I am experiencing problems with my heater and A/C.  I believe it has to do with the fan.

I turned on the heat this morning.  After several minutes, I realized nothing was happening.  I went to thermostat, and set temp higher.  Light blinked "Heat On".  I looked up the thermostat info, and that meant the thermostat was sending a signal to the unit.  However, nothing was happening.  I tried turning on just the fan, nothing also.  I then tried A/C.  Still nothing.  

Then, after a few minutes, I could hear a humming from the Carrier hallway unit.  Upon reading more on the thermostat, it says the thermostat will not allow unit to turn on within 5 minutes of being shut off, which is why I hadn't heard the humming 'til now.  It had apparently been humming earlier and I missed it.  I turned off the circuit breaker and opened the Carrier.  It was warm inside, which seemed to indicate that the heating elements are working.  I also looked at the 5 Amp fuse, and it too seemed fine.  I turned the circuits back on and identified the humming as coming from the fan motor.  I again turned off breakers.  Checked that fan blades turned freely in both directions.  Not sure what else I need to look at.
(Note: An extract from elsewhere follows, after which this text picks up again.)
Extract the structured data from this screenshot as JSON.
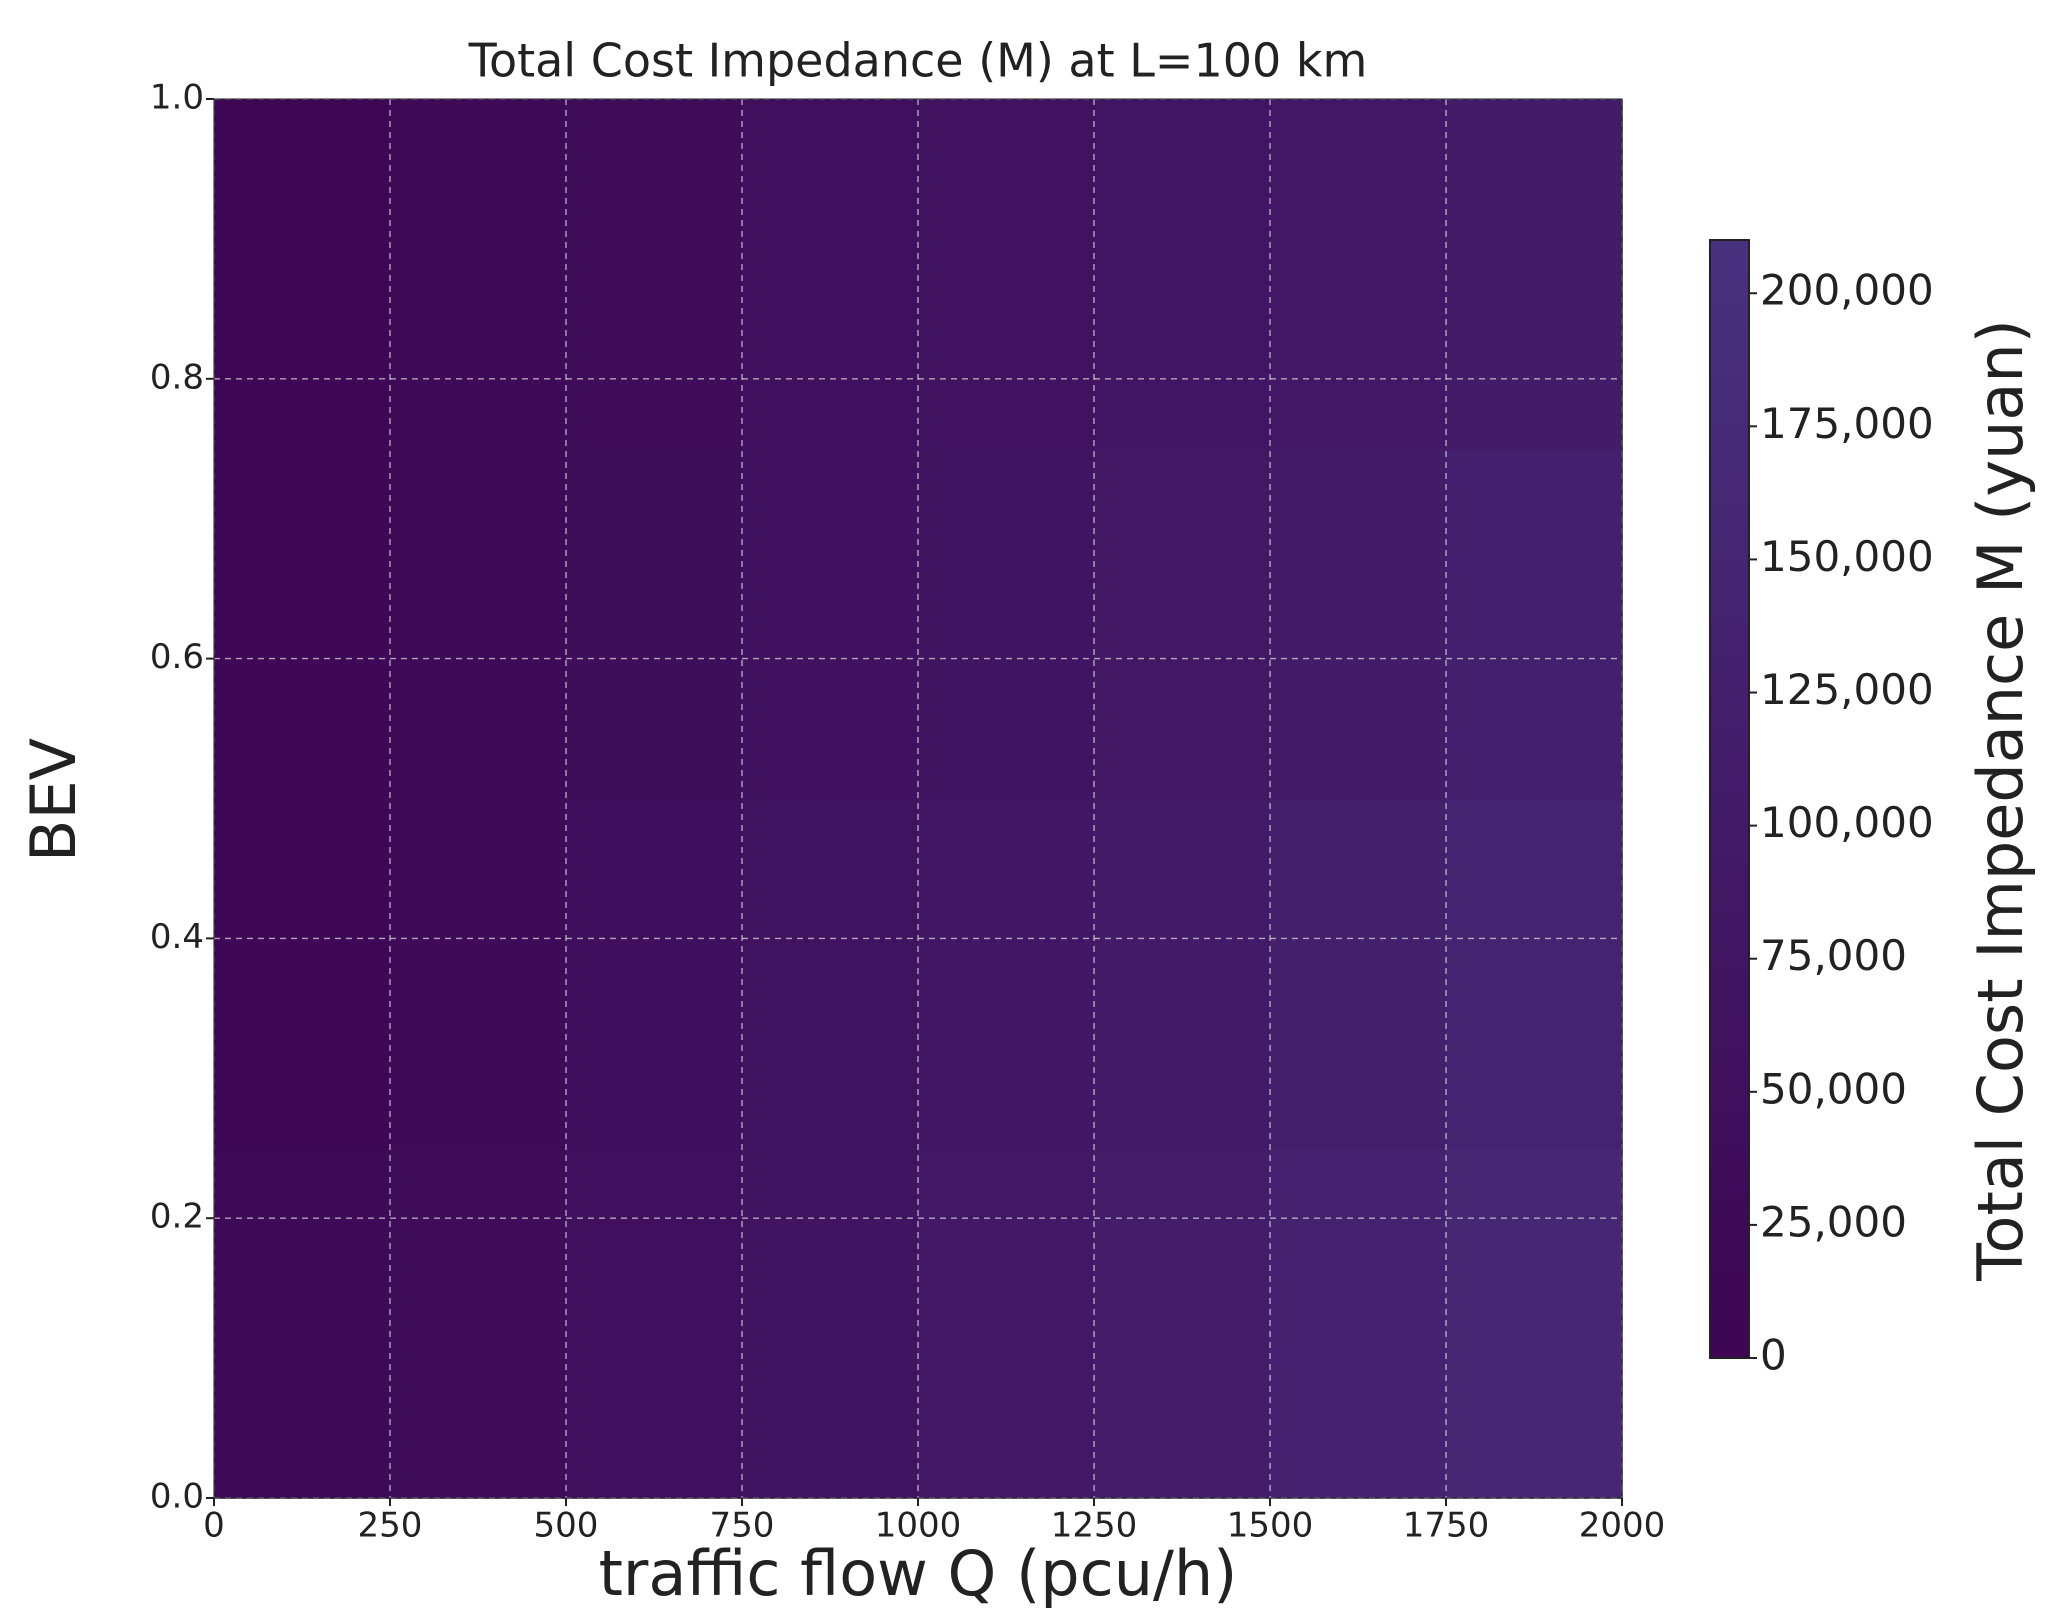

Furthermore.  I had a heating/ AC company in during January as the heating elements were blown and needed replacing.  Any chance this could be related?
If anyone has any ideas of what i could do myself, please advise.  I can't afford another bill if I can somehow rectify this myself.  

Sincerely

Daniel


----------



## kok328 (Feb 7, 2010)

Sounds like a bad fan motor capacitor or a bad fan motor.  Check to see if your getting proper voltage to the fan motor.


----------



## Wuzzat? (Feb 9, 2010)

If the fan motor runs after you give it a push it may be the capacitor.  $20 for the part.


----------



## kok328 (Feb 9, 2010)

Is there and echo in here?


----------



## Wuzzat? (Feb 9, 2010)

kok328 said:


> Is there and echo in here?


What's thatthatthat?


----------